Ground:Whitehaugh Oval, Paisley
Scorecard:Scotland v Yorkshire
Event:Yorkshire in Scotland 1948

DateLine: 4th February 2013




Day 1:
At the end of the first day's play at Paisley most of the crowd who enjoyed the cricket on Kelburne's lovely ground seemed to think that Scotland's main preoccupation against a Yorkshire team, graced by the presence of one of the world's most talked of players Len Hutton, would be to avoid an innings defeat to-day.


If that happens we shall soon be wishing, to use the language of the moment, that it was possible to have some sort of Marshall aid plan to give us a couple of opening batsmen.


The Rev. James Aitchison (Kilmarnock ) was there, but could not play owing to having to officiate at a wedding, and, recalling how he took the edge off some of Yorkshire's bowling at Selkirk last year, one would have liked to have seen him doing the same again.


Willatt, the Edinburgh Academy master, who took over his job with Sheppard, was cut before he had scored, to a fast one from Whitehead, Yorkshire's 21-year-old colt, who expends an enormous amount of energy in his bowling. But that was only one of a series of minor Scottish disasters during 100 minutes batting which produced only 27 runs, and the first hour of which yielded only 12.


Though five wickets have still to fall. Scotland's task of getting 235 runs to finish level on the first Innings is unenviable, especially if Robinson, Yorkshire's medium paced bowler, the villain of the piece last summer, resumes where he left off last night, when in 10 overs, seven of which were maidens, he had two wickets for four runs.
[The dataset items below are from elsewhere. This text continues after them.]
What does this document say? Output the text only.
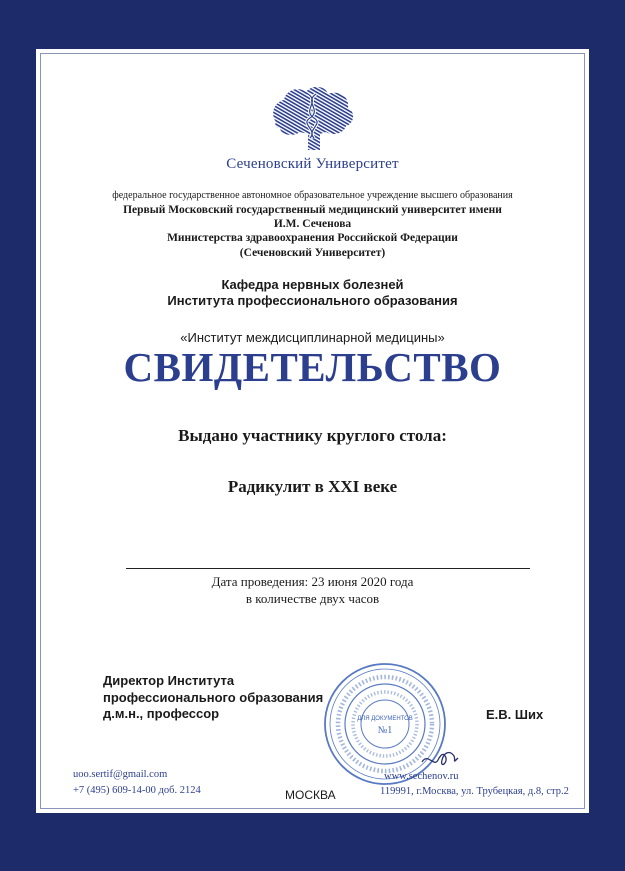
Сеченовский Университет
федеральное государственное автономное образовательное учреждение высшего образования
Первый Московский государственный медицинский университет имени
И.М. Сеченова
Министерства здравоохранения Российской Федерации
(Сеченовский Университет)
Кафедра нервных болезней
Института профессионального образования
«Институт междисциплинарной медицины»
СВИДЕТЕЛЬСТВО
Выдано участнику круглого стола:
Радикулит в XXI веке
Дата проведения: 23 июня 2020 года
в количестве двух часов
Директор Института
профессионального образования
д.м.н., профессор	ДЛЯ ДОКУМЕНТОВ
№1
Е.В. Ших
uoo.sertif@gmail.com
+7 (495) 609-14-00 доб. 2124	МОСКВА
www.sechenov.ru
119991, г.Москва, ул. Трубецкая, д.8, стр.2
While their batting was dull, Scotland's bowling and fielding were eminently respectable. Hodge, back to his old run, looked faster than last year, and had three very good wickets; Laidlaw was full of guile, and made the ball turn a bit; while Lumsden and Willatt were splendid in the field.


Lumsden had a brilliant running catch to dispose of Halliday, who looked set for a week, and up till that point had played faultlessly, always keeping the ball on the carpet. He had five 4s in his total, and Hutton, neatly caught at the wicket when he nibbled at one of Laidlaw's off-spinners, had four in a sober but correct sort of innings.


Day 2:
Though 179 runs short of Yorkshire's total when stumps were drawn at Paisley last night, Scotland had some satisfaction in forcing a draw, for at the start of the day it looked as if they might be lucky to escape an innings defeat.


Yet it would only be common justice to admit that the result would probably have been rather different if A. B. Sellars, the Yorkshire captain, had not waived his right to exercise the follow-on. The same thing happened last year at Selkirk, when Maurice Leyland made a similar gesture, sent his team in a second time, and in the end Scotland got a draw.


Sellars was not hoist by his own sporting petard, but Scotland returned his gesture by serving up some very hostile fast bowling by Colledge and Hodge, and the spectators were really excited for the first time when six of the county men were back in the pavilion with their total only 41.


Then Lester, who was in a most punishing mood, and the less belligerent Watson, made a stand, and when Sellars declared, at tea-time, Scotland were faced with the big task of getting 270 to win.


They got nowhere near that figure in the two and a quarter hours that remained for play, but Willatt, who had given Yorkshire some bother when he was at Cambridge University last summer, struck a fine defiant note and batted cautiously and correctly for all that time to avert defeat. Lumsden, too, produced some very nice strokes to give him substantial aid.


Scotland's other invaluable contribution was by Edward in the first innings, when he remained for two and a half hours, during which he hit five 4s in his half-century to give the overnight modest total of 27 for five wickets a big boost.


McLaren, too, did extremely well in helping the tail to wag, but the final impression of the match was that the Scottish bowling and fielding were very much stronger than the batting, which revealed much of the familiar timidity at awkward times.


During Scotland's second innings Yorkshire had fielding substitutes for Watson, who had strained his back, and Wilson, who had been given permission by his captain to go home.